Queste leggi compensano il dolore delle vittime?
I soldi non restituiscono le persone, la salute o la dignità. Però il legislatore Ue ha imposto di riconoscere indennizzi “equi ed adeguati”. Equità ed adeguatezza sono concetti relativi da confrontarsi con gli standard risarcitori e indennitari esistenti. Anche a non considerare i livelli dei risarcimenti (incommensurabilmente superiori) emergono impressionanti differenze con altri indennizzi: ai famigliari della vittima di terrorismo o della criminalità organizzata è data la somma di euro 200.000,00; agli eredi delle vittime del disastro (colposo!) del Cermis del 1998 fu riconosciuto l’importo di euro 1.960.000,00 per persona deceduta.

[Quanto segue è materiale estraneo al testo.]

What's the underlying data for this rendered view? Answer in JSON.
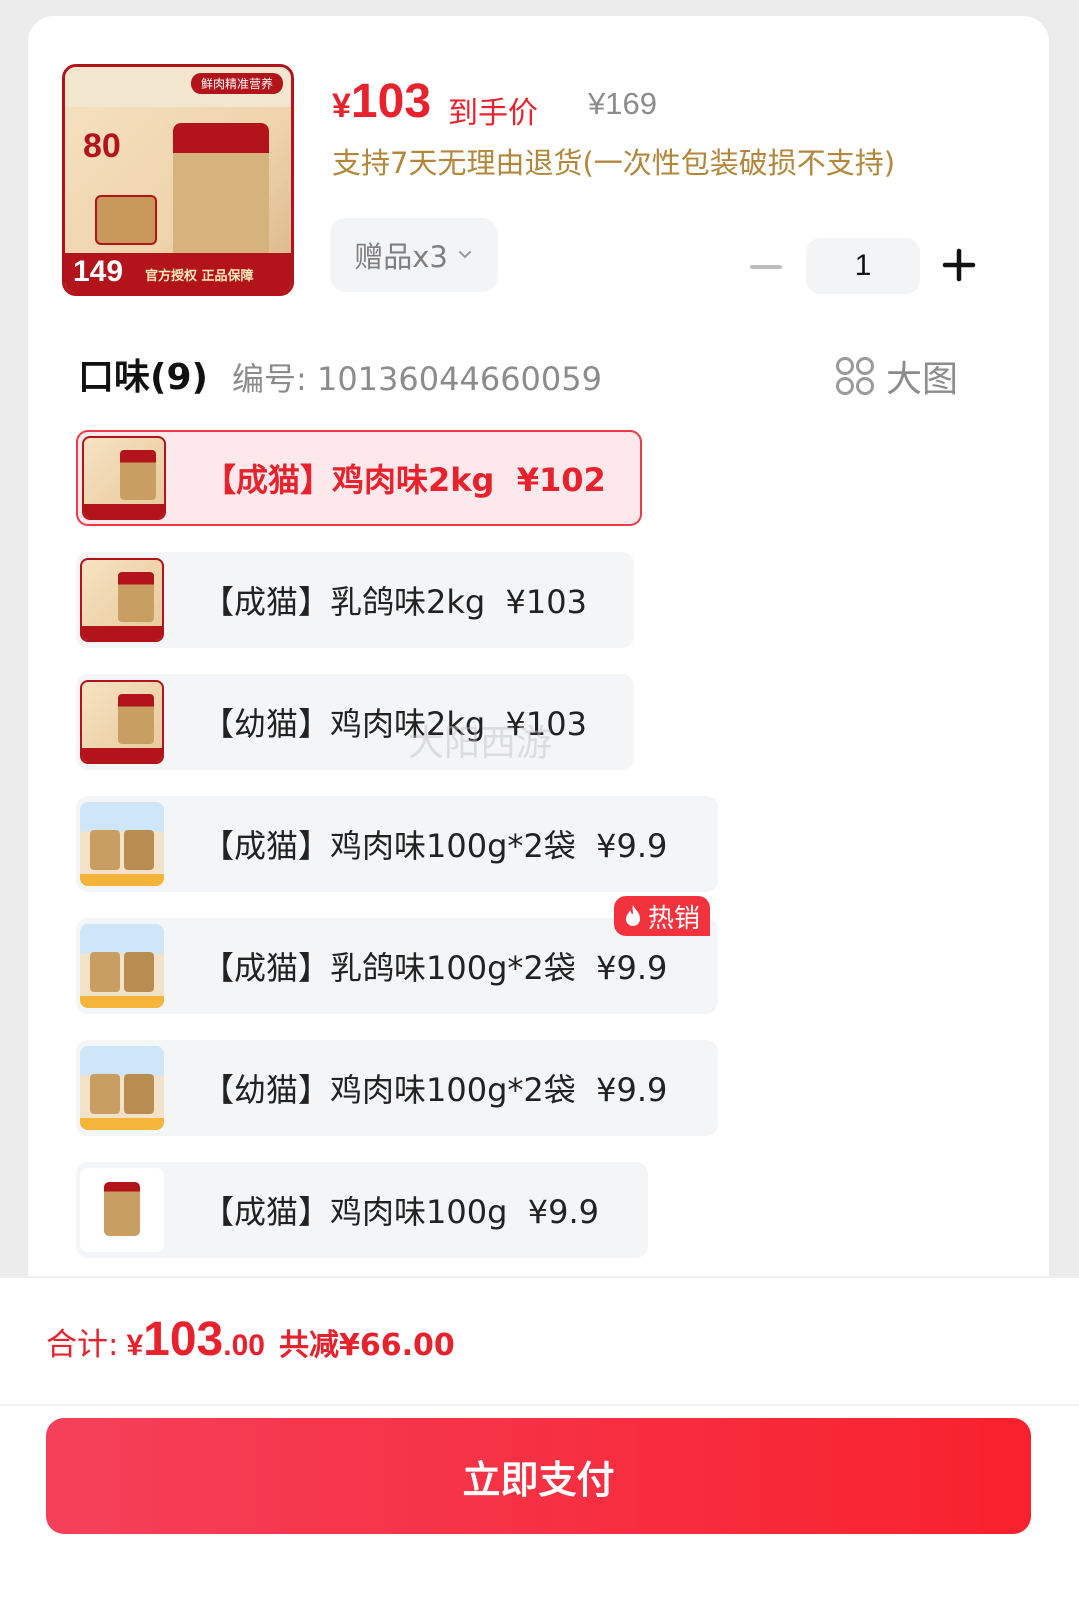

Peraltro, l’assenza di tutela delle vittime di lesioni personali (salvo il limitato rimborso delle spese mediche) stride con la legge n. 117/2014 che appresta rimedi risarcitori per i detenuti con stanziamenti maggiori a quelli previsti per le vittime. Il carcerato costretto in una cella angusta può aspirare ad un risarcimento che non è garantito alla sua vittima, magari relegata a letto per il resto della sua vita. La tutela del primo è sacrosanta; ma dovrebbe risultare tale anche quella della vittima e dei suoi famigliari.